Jean-François Copé, qui s'inscrit dans le couloir idéologique de 
Nicolas Sarkozy, est un écueil de plus pour l'ancien président. 
    Les "juppéistes" ne s'y sont pas trompé qui ont accueilli 
dimanche avec une bienveillance zélée l'entrée en lice du 
député-maire de Meaux, au nom de la liberté et du "débat". "Vive 
la compétition avec Jean-François Copé et les autres", a 
"tweeté" le député Benoist Apparu, soutien du maire de Bordeaux. 

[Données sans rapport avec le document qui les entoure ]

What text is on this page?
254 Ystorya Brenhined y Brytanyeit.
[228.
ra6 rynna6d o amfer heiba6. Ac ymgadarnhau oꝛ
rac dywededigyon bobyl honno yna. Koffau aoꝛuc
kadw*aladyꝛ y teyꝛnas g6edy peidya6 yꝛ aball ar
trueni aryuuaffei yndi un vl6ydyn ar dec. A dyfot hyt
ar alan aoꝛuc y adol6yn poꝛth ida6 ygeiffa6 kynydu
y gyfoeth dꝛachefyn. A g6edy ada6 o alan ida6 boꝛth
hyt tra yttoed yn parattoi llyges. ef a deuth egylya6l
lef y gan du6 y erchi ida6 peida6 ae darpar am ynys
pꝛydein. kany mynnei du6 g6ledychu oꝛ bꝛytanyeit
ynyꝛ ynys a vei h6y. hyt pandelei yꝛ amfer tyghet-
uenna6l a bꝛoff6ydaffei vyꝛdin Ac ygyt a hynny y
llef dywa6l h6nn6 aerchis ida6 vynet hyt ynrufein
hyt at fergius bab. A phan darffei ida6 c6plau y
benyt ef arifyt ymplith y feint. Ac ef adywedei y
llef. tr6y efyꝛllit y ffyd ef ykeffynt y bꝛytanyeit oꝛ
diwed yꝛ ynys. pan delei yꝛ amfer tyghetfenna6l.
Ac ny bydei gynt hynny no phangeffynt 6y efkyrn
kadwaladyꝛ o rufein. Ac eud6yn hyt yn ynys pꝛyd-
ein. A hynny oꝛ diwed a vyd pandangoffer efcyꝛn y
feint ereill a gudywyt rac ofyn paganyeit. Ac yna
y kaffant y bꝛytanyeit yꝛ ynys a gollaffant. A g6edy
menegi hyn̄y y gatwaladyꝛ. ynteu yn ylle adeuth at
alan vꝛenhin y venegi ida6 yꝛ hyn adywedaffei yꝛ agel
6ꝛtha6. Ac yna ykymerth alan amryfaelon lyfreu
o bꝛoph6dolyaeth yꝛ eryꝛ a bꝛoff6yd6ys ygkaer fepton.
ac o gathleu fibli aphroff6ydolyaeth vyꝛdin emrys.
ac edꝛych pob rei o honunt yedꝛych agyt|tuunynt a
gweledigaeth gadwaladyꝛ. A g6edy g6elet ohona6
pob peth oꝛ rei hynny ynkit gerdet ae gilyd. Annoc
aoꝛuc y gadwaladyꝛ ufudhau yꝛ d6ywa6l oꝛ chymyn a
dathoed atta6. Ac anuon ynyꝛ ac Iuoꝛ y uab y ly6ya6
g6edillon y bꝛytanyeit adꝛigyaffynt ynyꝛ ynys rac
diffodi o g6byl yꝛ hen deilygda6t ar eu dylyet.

    Le ralliement attendu de l'ancien Premier ministre 
Jean-Pierre Raffarin à Alain Juppé, le favori des sondages, -- 
et sa justification plus encore -- sont un autre mauvais signal 
pour le président des Républicains. 
    "Je ne suis pas anti-sarkozyste et je connais ses capacités 
de rebond et de résistance. (...) Je suis cependant étonné de 
voir que le démarrage de la campagne de Nicolas Sarkozy n'a pas 
à ce jour donné les résultats escomptés", explique le sénateur 
de la Vienne dans La Nouvelle République. 
    Jusqu'à suggérer une comparaison avec le candidat 
républicain Donald Trump aux Etats-Unis, qui "fait une course 
aux extrêmes et, finalement, cherche à renforcer son noyau dur 
plutôt qu'à rassembler le pays." 
     
    "CARTE POSTALE TIMBRÉE" 
    "La multiplication des défections fragilisent Sarkozy et il 
semble accuser le coup. Les mauvais sondages y sont aussi pour 
beaucoup", témoigne un député LR. 
    Un autre, sceptique sur les chances du prédécesseur de 
François Hollande, refuse de croire à une réédition du scénario 
de 1994-95 où un Jacques Chirac isolé était parvenu à triompher 
du favori Edouard Balladur. "A l'époque, il n'y avait pas de 
primaire et ils n'étaient que deux. Aujourd'hui, comme l'a bien 
dit (le premier secrétaire du Parti socialiste Jean-Christophe) 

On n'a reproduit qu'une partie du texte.